While the aforementioned liners will get the job done for most pond enthusiasts, there are others to choose from. Polythene liners are cheaper but should be avoided if possible. Lacking pliability and prone to becoming brittle and cracking due to sun exposure, polythene is a cheaper option best used only for temporary projects. Geotextiles or “clay-impregnated” liners are on the other end of the spectrum as far as quality and price. Infused with clay, these liners are able to plug small holes and thus sustain minor punctures. While the idea of never having to deal with leaks is a pleasing thought, geotextiles are ideal for larger, wildlife ponds and aren’t necessary for smaller, backyard ponds.

Now that you’ve decided what type of liner is best for your project, you are ready to shop! Remember to add a couple of inches to each dimension before cutting your liner and underlay. It is far better to be left with an overlap than to run out after all your hard work.

Wood is a widely available and versatile material that can be used in many ways in the garden. Along with its natural color and texture, wood is also relatively to work with. Unfortunately, woods major disadvantage of course is rot. Fortunately, wood rot can be overcome and controlled.

Although the natural look of wood generally looks best, applying a finish can keep wood looking good for longer. Take precautions when choosing a finish so as to protect your fish. Microporous paints and stains all the wood to breathe. Applying sealant evenly is important because uneven seal jobs are at greater risk of cracking in time. Preservative free stains are available but keep in mind they are harder to find.

Don’t use preservatives on wood that comes in contact with your pond water. Be sure to treat the wood far away from the pond so as to avoid any possible chance of the preservatives getting into the water by accident. Always use low-toxic preservatives. Wood preservatives are often in a toxic-solvent base, generally including various pesticides and fungicides that can be lethal to fish and other pond life. Avoid solvent-based treatments when re-treating wood. Fumes from the solvent can even be lethal to fish. Timber is often pre-treated with preservatives so be sure to check before buying.

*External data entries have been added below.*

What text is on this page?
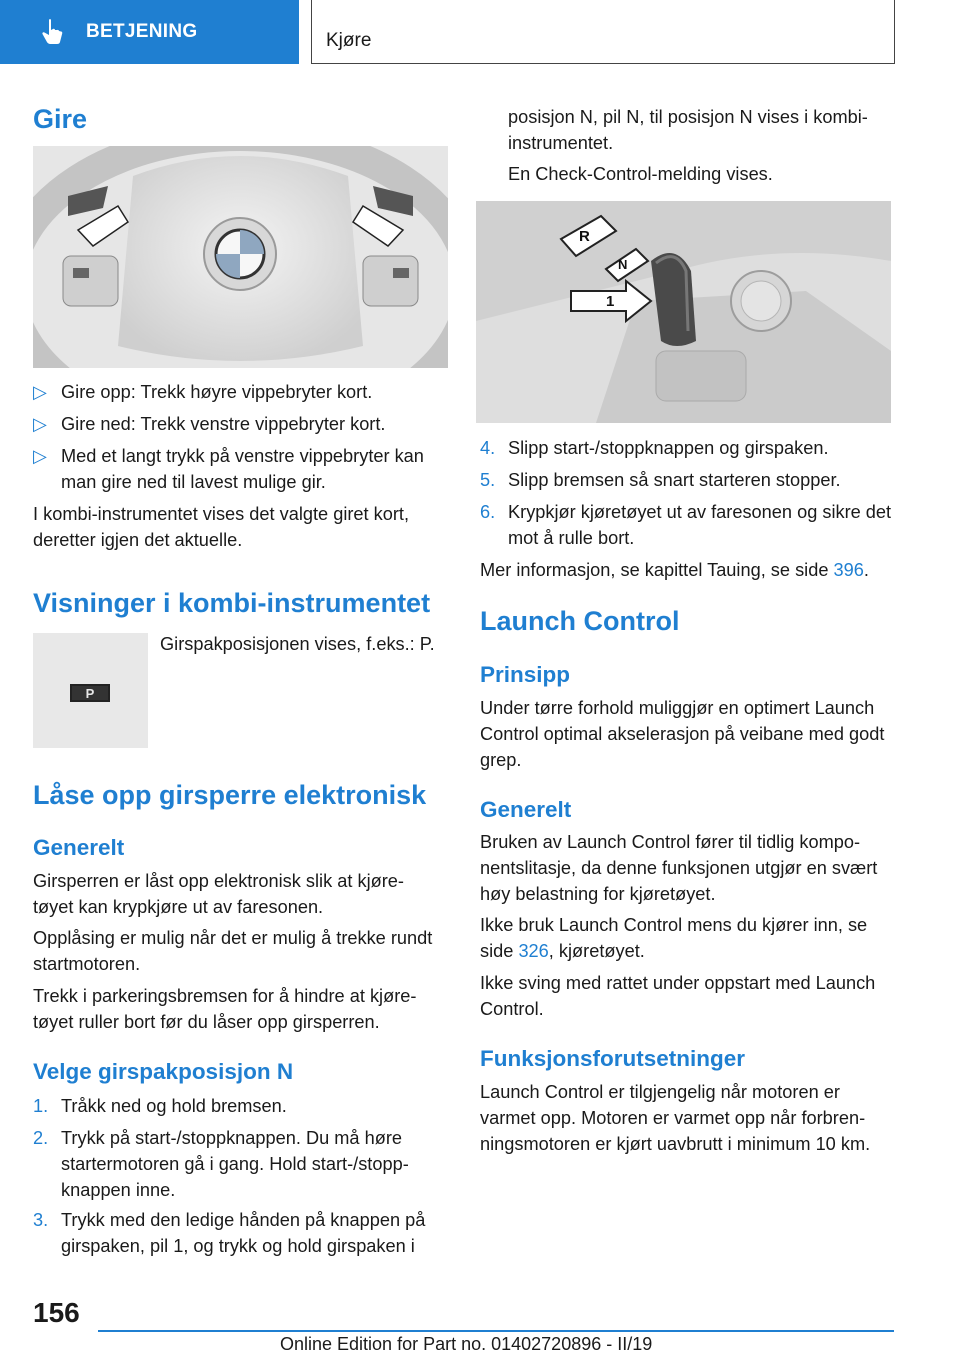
BETJENING	Kjøre
Gire
▷ Gire opp: Trekk høyre vippebryter kort.
▷ Gire ned: Trekk venstre vippebryter kort.
▷ Med et langt trykk på venstre vippebryter kan man gire ned til lavest mulige gir.
I kombi-instrumentet vises det valgte giret kort, deretter igjen det aktuelle.
Visninger i kombi-instrumentet
P
Girspakposisjonen vises, f.eks.: P.
Låse opp girsperre elektronisk
Generelt
Girsperren er låst opp elektronisk slik at kjøre-tøyet kan krypkjøre ut av faresonen.
Opplåsing er mulig når det er mulig å trekke rundt startmotoren.
Trekk i parkeringsbremsen for å hindre at kjøre-tøyet ruller bort før du låser opp girsperren.
Velge girspakposisjon N
1. Tråkk ned og hold bremsen.
2. Trykk på start-/stoppknappen. Du må høre startermotoren gå i gang. Hold start-/stopp-knappen inne.
3. Trykk med den ledige hånden på knappen på girspaken, pil 1, og trykk og hold girspaken i
posisjon N, pil N, til posisjon N vises i kombi-instrumentet.
En Check-Control-melding vises.
R
N
1
4. Slipp start-/stoppknappen og girspaken.
5. Slipp bremsen så snart starteren stopper.
6. Krypkjør kjøretøyet ut av faresonen og sikre det mot å rulle bort.
Mer informasjon, se kapittel Tauing, se side 396.
Launch Control
Prinsipp
Under tørre forhold muliggjør en optimert Launch Control optimal akselerasjon på veibane med godt grep.
Generelt
Bruken av Launch Control fører til tidlig kompo-nentslitasje, da denne funksjonen utgjør en svært høy belastning for kjøretøyet.
Ikke bruk Launch Control mens du kjører inn, se side 326, kjøretøyet.
Ikke sving med rattet under oppstart med Launch Control.
Funksjonsforutsetninger
Launch Control er tilgjengelig når motoren er varmet opp. Motoren er varmet opp når forbren-ningsmotoren er kjørt uavbrutt i minimum 10 km.
156
Online Edition for Part no. 01402720896 - II/19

Promote rain water run-off by positioning wooden structures and edging in a way that won’t build up pools of water but will naturally run off. Although hardwoods are more expensive than softwoods, they are more resistant to rot than softwoods. Hardwoods are also harder to cut but are ideal for structures that will be supporting something, such as bridges that people will be walking across.

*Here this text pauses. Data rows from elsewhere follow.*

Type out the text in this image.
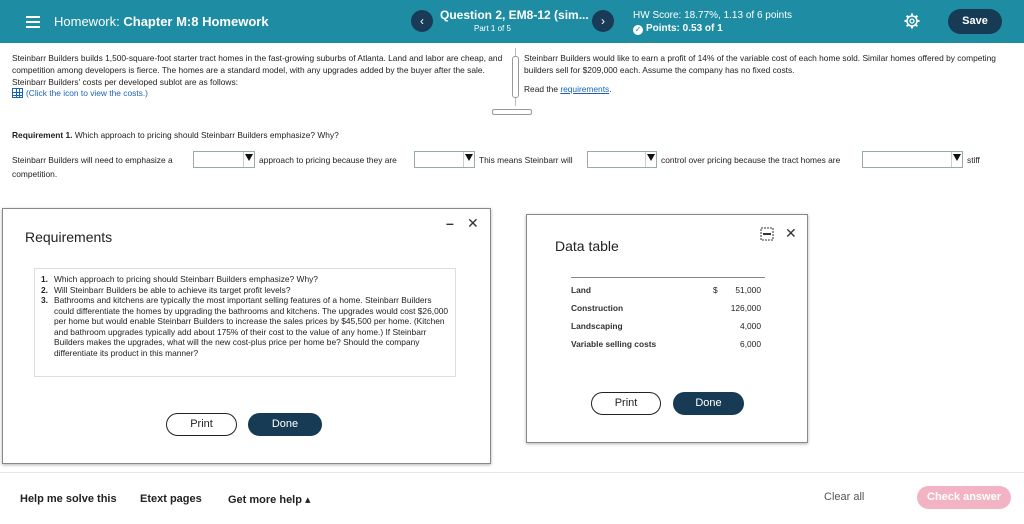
Homework: Chapter M:8 Homework	‹	Question 2, EM8-12 (sim...
Part 1 of 5
›	HW Score: 18.77%, 1.13 of 6 points
✓ Points: 0.53 of 1
Save
Steinbarr Builders builds 1,500-square-foot starter tract homes in the fast-growing suburbs of Atlanta. Land and labor are cheap, and competition among developers is fierce. The homes are a standard model, with any upgrades added by the buyer after the sale. Steinbarr Builders' costs per developed sublot are as follows:
(Click the icon to view the costs.)
Steinbarr Builders would like to earn a profit of 14% of the variable cost of each home sold. Similar homes offered by competing builders sell for $209,000 each. Assume the company has no fixed costs.
Read the requirements.
Requirement 1. Which approach to pricing should Steinbarr Builders emphasize? Why?
Steinbarr Builders will need to emphasize a	approach to pricing because they are	This means Steinbarr will	control over pricing because the tract homes are	stiff
competition.
Requirements
– ✕
1. Which approach to pricing should Steinbarr Builders emphasize? Why?
2. Will Steinbarr Builders be able to achieve its target profit levels?
3. Bathrooms and kitchens are typically the most important selling features of a home. Steinbarr Builders could differentiate the homes by upgrading the bathrooms and kitchens. The upgrades would cost $26,000 per home but would enable Steinbarr Builders to increase the sales prices by $45,500 per home. (Kitchen and bathroom upgrades typically add about 175% of their cost to the value of any home.) If Steinbarr Builders makes the upgrades, what will the new cost-plus price per home be? Should the company differentiate its product in this manner?
Print	Done
Data table
✕
Land	$ 51,000
Construction	126,000
Landscaping	4,000
Variable selling costs	6,000
Print	Done
Help me solve this Etext pages Get more help ▴	Clear all	Check answer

Softwoods can be sealed with clear polyurethane paints, or can be painted with low-toxicity bitumenastic paints. Larch is one of the most rot-resistant softwoods available. Imitation logs available from Japan are molded from concrete and placed around pond edges. After moss grows on them, they look rather natural.
It is very important to make sure that wooden slats in bridges and decking are secured safely before they are open to public use. Use rustproof screws when constructing because nails can come loose over time. Drill pilot holes first so as to minimize the risk of splitting. Load-bearing beams need to be bolted into position.